First off, I tried to make Patrick from Spongebob sharper, because sometimes he's not that sharp.
Doesn't Giselle Bundchen look great?
At 2AM, I thought it would be a great idea to make Pillsbury Dough Boy dance in the sky in the background of a panorama where I look pretty pensive. You know, to lighten the mood. I ripped the source images from the frames of a youtube video and created a bunch of masks on Photoshop.
To reconstruct the toy image (size mxn), I first made two sparse matrices that represented the constraints for the x and the y gradient. The x gradient is mxn equations representing the intensity difference of the pixel with the pixel to the left of it. The y gradient is mxn equations representing the intensity difference of the pixel with the pixel above it. I added one last equation to make sure that the color of a select pixel matched the intensity of the original image. Putting all these equations together, I got an overconstrained system that I could solve for using least squares approximation.
Gradient blending requires a source, a target, and a mask. The algorithm uses least squares (Ax = b) to solve for the pixel intensity of the white areas in the mask (x).
First I created a sparse matrix that was ((mxn, mxn)) to represent A, the coefficient matrix of the system of equations. This matrix was only nonzero on the diagonal and in the four neighborhoods around the masked indices. The diagonals were nonzero because each pixel has an intensity to be solved for, even if the pixel is outside the mask and the value comes directly from the target image.
The 'four neighborhoods' were represented as coefficients/rows in the sparse matrix, with a 4 at the masked pixel and -1's for every neighbor also in the mask.
Then I constructed the 'b' vector either by computing the four neighborhood from the correct image or copying the value over from the target image (if the pixel was outside the mask). By the four neighborhood from the correct image, I mean the src image if the entire four neighborhood around the masked pixel is also in the mask and the target image otherwise.

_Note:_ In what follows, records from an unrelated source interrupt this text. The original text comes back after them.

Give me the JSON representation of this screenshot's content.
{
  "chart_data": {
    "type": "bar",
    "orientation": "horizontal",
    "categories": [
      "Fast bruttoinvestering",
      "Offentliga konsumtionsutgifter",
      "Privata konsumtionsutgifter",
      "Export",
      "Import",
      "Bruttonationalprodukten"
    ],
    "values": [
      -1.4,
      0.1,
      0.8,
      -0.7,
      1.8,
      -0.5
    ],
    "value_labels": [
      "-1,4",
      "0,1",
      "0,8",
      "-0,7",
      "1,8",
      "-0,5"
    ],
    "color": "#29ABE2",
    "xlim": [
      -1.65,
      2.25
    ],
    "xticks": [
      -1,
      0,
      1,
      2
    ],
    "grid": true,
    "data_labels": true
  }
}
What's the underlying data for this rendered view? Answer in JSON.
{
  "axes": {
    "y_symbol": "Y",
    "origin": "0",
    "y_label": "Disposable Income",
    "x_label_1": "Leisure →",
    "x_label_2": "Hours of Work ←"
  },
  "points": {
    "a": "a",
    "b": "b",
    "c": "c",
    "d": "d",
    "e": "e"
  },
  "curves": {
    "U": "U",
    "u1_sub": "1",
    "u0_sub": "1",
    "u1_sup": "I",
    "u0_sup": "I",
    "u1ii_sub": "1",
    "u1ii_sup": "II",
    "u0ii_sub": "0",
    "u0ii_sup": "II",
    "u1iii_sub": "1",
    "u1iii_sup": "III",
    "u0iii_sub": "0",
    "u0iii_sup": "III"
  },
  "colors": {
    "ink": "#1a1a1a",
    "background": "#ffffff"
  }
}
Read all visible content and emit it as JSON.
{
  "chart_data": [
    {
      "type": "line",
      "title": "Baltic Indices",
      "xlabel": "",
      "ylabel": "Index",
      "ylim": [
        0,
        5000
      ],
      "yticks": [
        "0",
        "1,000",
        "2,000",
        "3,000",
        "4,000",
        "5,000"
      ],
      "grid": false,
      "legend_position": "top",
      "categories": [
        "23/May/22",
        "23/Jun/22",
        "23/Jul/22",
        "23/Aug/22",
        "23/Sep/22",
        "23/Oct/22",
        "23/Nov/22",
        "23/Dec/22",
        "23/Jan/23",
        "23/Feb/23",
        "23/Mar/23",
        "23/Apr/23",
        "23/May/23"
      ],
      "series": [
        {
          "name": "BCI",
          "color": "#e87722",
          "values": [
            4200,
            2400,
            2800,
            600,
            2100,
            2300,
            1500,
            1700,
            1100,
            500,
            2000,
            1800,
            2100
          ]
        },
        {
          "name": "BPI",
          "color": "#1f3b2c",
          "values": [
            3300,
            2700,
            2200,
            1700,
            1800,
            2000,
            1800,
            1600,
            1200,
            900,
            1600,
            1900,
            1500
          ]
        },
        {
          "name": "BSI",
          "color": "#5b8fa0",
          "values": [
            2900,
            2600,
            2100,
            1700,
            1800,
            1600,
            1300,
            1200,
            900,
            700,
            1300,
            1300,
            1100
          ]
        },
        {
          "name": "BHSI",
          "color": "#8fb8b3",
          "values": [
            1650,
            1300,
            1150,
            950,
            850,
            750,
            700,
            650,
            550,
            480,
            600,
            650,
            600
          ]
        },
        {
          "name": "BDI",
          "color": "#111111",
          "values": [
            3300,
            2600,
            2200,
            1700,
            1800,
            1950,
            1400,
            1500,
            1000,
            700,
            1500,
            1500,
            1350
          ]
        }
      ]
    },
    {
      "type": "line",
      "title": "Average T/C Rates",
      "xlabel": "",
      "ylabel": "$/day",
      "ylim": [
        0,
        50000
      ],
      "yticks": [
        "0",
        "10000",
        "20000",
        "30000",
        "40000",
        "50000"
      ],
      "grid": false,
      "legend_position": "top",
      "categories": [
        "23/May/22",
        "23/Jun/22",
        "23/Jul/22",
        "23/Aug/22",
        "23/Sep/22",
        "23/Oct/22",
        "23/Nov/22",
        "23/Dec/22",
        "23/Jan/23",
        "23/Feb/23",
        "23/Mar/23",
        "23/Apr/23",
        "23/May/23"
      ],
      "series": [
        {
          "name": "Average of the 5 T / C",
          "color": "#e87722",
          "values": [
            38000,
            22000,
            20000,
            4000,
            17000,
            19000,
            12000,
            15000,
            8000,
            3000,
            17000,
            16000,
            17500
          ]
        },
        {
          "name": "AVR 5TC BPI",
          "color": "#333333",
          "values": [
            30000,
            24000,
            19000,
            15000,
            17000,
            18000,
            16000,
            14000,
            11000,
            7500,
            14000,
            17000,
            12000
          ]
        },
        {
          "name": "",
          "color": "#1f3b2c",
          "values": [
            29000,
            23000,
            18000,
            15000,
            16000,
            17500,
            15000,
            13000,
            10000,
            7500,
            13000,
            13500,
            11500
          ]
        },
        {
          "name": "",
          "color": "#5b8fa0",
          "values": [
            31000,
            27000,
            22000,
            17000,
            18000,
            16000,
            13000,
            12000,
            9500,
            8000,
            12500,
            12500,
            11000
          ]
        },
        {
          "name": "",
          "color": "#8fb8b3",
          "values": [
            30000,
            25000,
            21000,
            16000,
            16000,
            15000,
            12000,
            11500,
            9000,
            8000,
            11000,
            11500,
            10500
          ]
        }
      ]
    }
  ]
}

The challenging part about this implementation was that it could get computationally expensive really fast depending on the size of the mask, so the code had to be vectorized.
I titled it Hive Gave Me Butterflies, because Hive9, Hive11, and Hive30 really worked hard for me this weekend. Also, you get pretty antsy when your program runs for a long time.
You can see above here the type of mask, source image, and target image I used to construct this, as well as how it looks just copy and pasted. Each color channel took approximately 20-40 seconds.
A failure case: I believe the reason why this one failed is because the gradients (the curtains, the backyard my dog came from) were too dissimilar to match properly.
Another failure case: I think this one failed because of the same deal, the lighting on the left side of the face is more dramatic and contrasted too much with the even, well-lit nature of the source image.
I wasn't really impressed with the previous two images (the ballerina and the contemporary dancer), so I thought I might as well Laplacian blend the Poisson outputs together to see if I could create a better manipulation. The nice thing to note is that the clouds copied over so nicely from the ballerina image that I had to look quite carefully to notice the difference!
Putting speed aside (Poisson blending took far longer), the Laplacian blending preserved the color of the source image better even when the source and the target had too much contrast by the boundaries. As we can see in these two images (which were fails for Poisson), the luminance of my dog and Constance Wu (the src images) are unaffected by the dark backdrop of the curtains (left) and the dramatic lighting (right).
However, the tradeoff is that the target and the source no longer blend as seamlessly. For my dog, you can still see specters of the background he came from.
Basically, Poisson blending is worse when the gradients and the boundaries are drastically different from each other. Laplacian blending is worse when you really want the seamless transition between source and target that Poisson guarantees.